Nels Cline Singers (with special guest Jeff Parker), Cafe du Nord, October 25, 2007: Originally, I figured I'd duck out of the Herbst Theatre around 9, catch a cab, and make it to Cafe du Nord in the nick of time--but the scheme soon derailed. First, I realized there was no way I could leave Glenn Kotche's show early. Then the concert, in fact, went a little longer than expected. And to top it off, Van Ness was apparently a No Taxi Zone, so my fortunes were left to San Francisco Muni. It's amazing I made it to my destination at all.
Lucky for me, shows at Cafe du Nord rarely start at the time listed on the club's Web site, so I managed to catch the last 15 minutes of the Nels Cline Singers' first set. "Sunken Song" was already underway, then the group closed the set with "Something About David H.," one of my favorite tracks from The Giant Pin. Can a work be elegiac and white hot at the same time? Because that's how it came across to me.
After a short break, the Singers returned with an additional face: Jeff Parker from Tortoise. Not long ago, if you took bets on which Chicago group Nels Cline might join, I doubt that Wilco would place very high, whereas Tortoise would stand as one of the front-runners. Funny how things work out, but still, it's sort of amazing that it took so long for Nels to hook up with a member of Tortoise.
I thought we were due for a set similar to what my friends in the Midwest witnessed a couple of years ago, but early on, Nels revealed to the audience that the group had settled on a selection of titles that they all sort of knew. Thus, we got a trio of Ornette Coleman tunes (perhaps inspired by the legend's appearance at the San Francisco Jazz Fest over the weekend), as well as some works by more obscure artists that I can't begin to guess at. Nels, in his typically understated manner, also confessed that perhaps they should've rehearsed at least one of those tunes, while other, more oblique (and presumably original) forays moved Nels to state that "some of those don't have names."
If you want an academic breakdown of what they played, you've come to the wrong place. All I can say is that, to my ears, the pleasing, swinging beat that marked a few of the songs could qualify as classic jazz.
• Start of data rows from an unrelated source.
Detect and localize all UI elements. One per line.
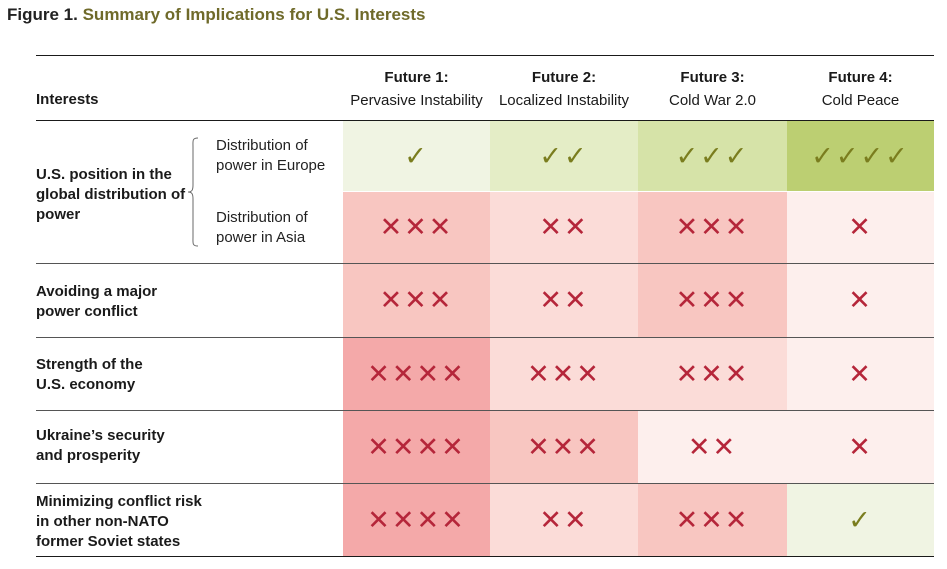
- cell-non-nato-future-3: ✕✕✕: [638, 484, 787, 556]
- cell-ukraine-future-4: ✕: [787, 411, 934, 483]
- interests-header: Interests: [36, 91, 99, 108]
- header-rule: [36, 120, 934, 121]
- row-separator: [36, 263, 934, 264]
- column-name: Localized Instability: [498, 92, 630, 109]
- column-header-future-3: Future 3: Cold War 2.0: [638, 66, 787, 116]
- sub-label-europe: Distribution of power in Europe: [216, 137, 326, 174]
- cell-ukraine-future-3: ✕✕: [638, 411, 787, 483]
- cell-asia-future-1: ✕✕✕: [343, 192, 490, 263]
- figure-caption: Summary of Implications for U.S. Interes…: [82, 5, 426, 24]
- cell-europe-future-1: ✓: [343, 121, 490, 191]
- column-number: Future 1:: [384, 69, 449, 86]
- column-name: Cold Peace: [821, 92, 900, 109]
- column-number: Future 2:: [531, 69, 597, 86]
- cell-non-nato-future-2: ✕✕: [490, 484, 638, 556]
- table-top-rule: [36, 55, 934, 56]
- cell-economy-future-4: ✕: [787, 338, 934, 410]
- cell-europe-future-2: ✓✓: [490, 121, 638, 191]
- cell-conflict-future-4: ✕: [787, 264, 934, 337]
- table-bottom-rule: [36, 556, 934, 557]
- brace-icon: [187, 137, 199, 247]
- cell-economy-future-2: ✕✕✕: [490, 338, 638, 410]
- cell-asia-future-4: ✕: [787, 192, 934, 263]
- cell-conflict-future-3: ✕✕✕: [638, 264, 787, 337]
- row-label-global-power: U.S. position in the global distribution…: [36, 166, 186, 223]
- cell-ukraine-future-2: ✕✕✕: [490, 411, 638, 483]
- row-separator: [36, 410, 934, 411]
- cell-asia-future-2: ✕✕: [490, 192, 638, 263]
- cell-europe-future-3: ✓✓✓: [638, 121, 787, 191]
- row-label-major-conflict: Avoiding a major power conflict: [36, 283, 158, 320]
- cell-economy-future-1: ✕✕✕✕: [343, 338, 490, 410]
- column-header-future-1: Future 1: Pervasive Instability: [343, 66, 490, 116]
- cell-conflict-future-1: ✕✕✕: [343, 264, 490, 337]
- column-name: Cold War 2.0: [669, 92, 756, 109]
- figure-title: Figure 1. Summary of Implications for U.…: [7, 5, 426, 25]
- cell-non-nato-future-4: ✓: [787, 484, 934, 556]
- column-header-future-4: Future 4: Cold Peace: [787, 66, 934, 116]
- column-number: Future 3:: [680, 69, 745, 86]
- cell-non-nato-future-1: ✕✕✕✕: [343, 484, 490, 556]
- cell-europe-future-4: ✓✓✓✓: [787, 121, 934, 191]
- column-number: Future 4:: [828, 69, 893, 86]
- column-name: Pervasive Instability: [350, 92, 483, 109]
- row-label-non-nato: Minimizing conflict risk in other non-NA…: [36, 493, 202, 550]
- cell-conflict-future-2: ✕✕: [490, 264, 638, 337]
- row-separator: [36, 337, 934, 338]
- cell-ukraine-future-1: ✕✕✕✕: [343, 411, 490, 483]
- cell-economy-future-3: ✕✕✕: [638, 338, 787, 410]
- sub-label-asia: Distribution of power in Asia: [216, 209, 308, 246]
- row-separator: [36, 483, 934, 484]
- column-header-future-2: Future 2: Localized Instability: [490, 66, 638, 116]
- row-label-economy: Strength of the U.S. economy: [36, 356, 143, 393]
- cell-asia-future-3: ✕✕✕: [638, 192, 787, 263]
- figure-number: Figure 1.: [7, 5, 78, 24]
- row-label-ukraine: Ukraine’s security and prosperity: [36, 427, 165, 464]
But this being a Nels Cline Singers show, we got more than one jagged, sprawling barrage of instrumentation, some of which even coalesced into something resembling a song.
I've watched Nels play with numerous musicians, but his shows with the Singers reveal a facet of his musicianship that you don't see much when he's a supporting player. I mean, Nels's creativity and intensity come through no matter what project he tours with, but with the Singers, he's the undisputed leader. Often, he cedes the floor to the other players for their solo turns, but have no doubt--he's already wordlessly directed them to run with the passage. And when he's feeling it, either in his own playing or his colleagues' contributions, he lets them know with approving roars and infectious grins.
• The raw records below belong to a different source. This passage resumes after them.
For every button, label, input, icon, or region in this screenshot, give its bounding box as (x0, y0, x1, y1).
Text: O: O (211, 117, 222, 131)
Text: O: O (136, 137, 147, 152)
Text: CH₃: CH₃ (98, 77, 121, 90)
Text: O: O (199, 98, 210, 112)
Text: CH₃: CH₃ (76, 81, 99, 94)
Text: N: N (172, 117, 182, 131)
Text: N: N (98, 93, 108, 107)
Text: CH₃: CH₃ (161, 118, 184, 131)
Though my Wilco fandom predates both Glenn and Nels's time with the band, the two of them have a lot to do with why I come back to the group again and again. I didn't need these shows to remind me that we've seen only a portion of their talent so far, but it's unlikely I'll ever assume anything less now.
Addendum: It was pleased to see that I wasn't the only one show-hopper tonight; at the end of the gig, I spied Glenn Kotche in the audience at Cafe du Nord as well.